Baby Elijah’s family reject Coroner’s Finding | 19 Apr 2013
Doctors were not to blame for the death of a Victorian baby who was transferred between 5 hospitals before dying from bacterial meningitis, a Sydney coroner has ruled.
Delivering her findings at Glebe Coroner’s Court today, deputy state coroner Carmel Forbes ruled the death of Elijah Slavkovic was due to “natural causes”.
He was initially admitted to Pambula Hospital on the NSW south coast, where the family was on holiday, on April 24, 2009, before being transferred to Bega District Hospital, Canberra, Sydney and finally Melbourne as his condition deteriorated.
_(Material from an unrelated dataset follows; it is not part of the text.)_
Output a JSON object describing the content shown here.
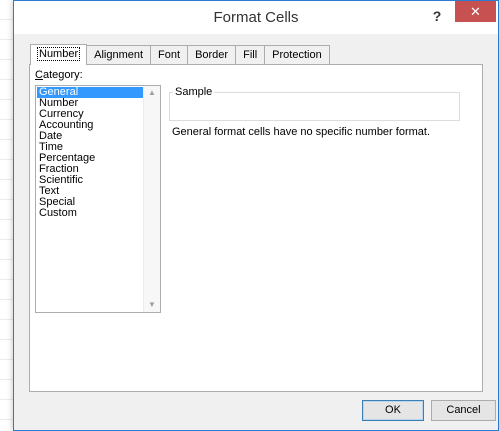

In her findings, Ms Forbes said blame for Elijah’s death could not be apportioned to any of the medical staff that treated him.
“Elijah’s story does not reveal that any of his treating clinicians were uncaring or unskilled,” she said.
Outside the court, a patient advocate group described the findings as “disappointing”.
“I think Elijah’s mother and family would be very disappointed in the findings made today by the coroner,” Lorraine Long, founder of the Medical Error Action Group, told reporters.
“No clinicians unskilled? I don’t think so. The VMOs of both Pambula and Bega hospitals were unskilled.”
“Why should it take a case such as this to be on the front page of newspapers to make a change in the system?”
Ms Long said that while progress had been made in the health system since Elijah’s death, Bega and Pambula Hospitals remained “very much on the group’s radar”.
“We should have competent doctors in every country hospital,” she said.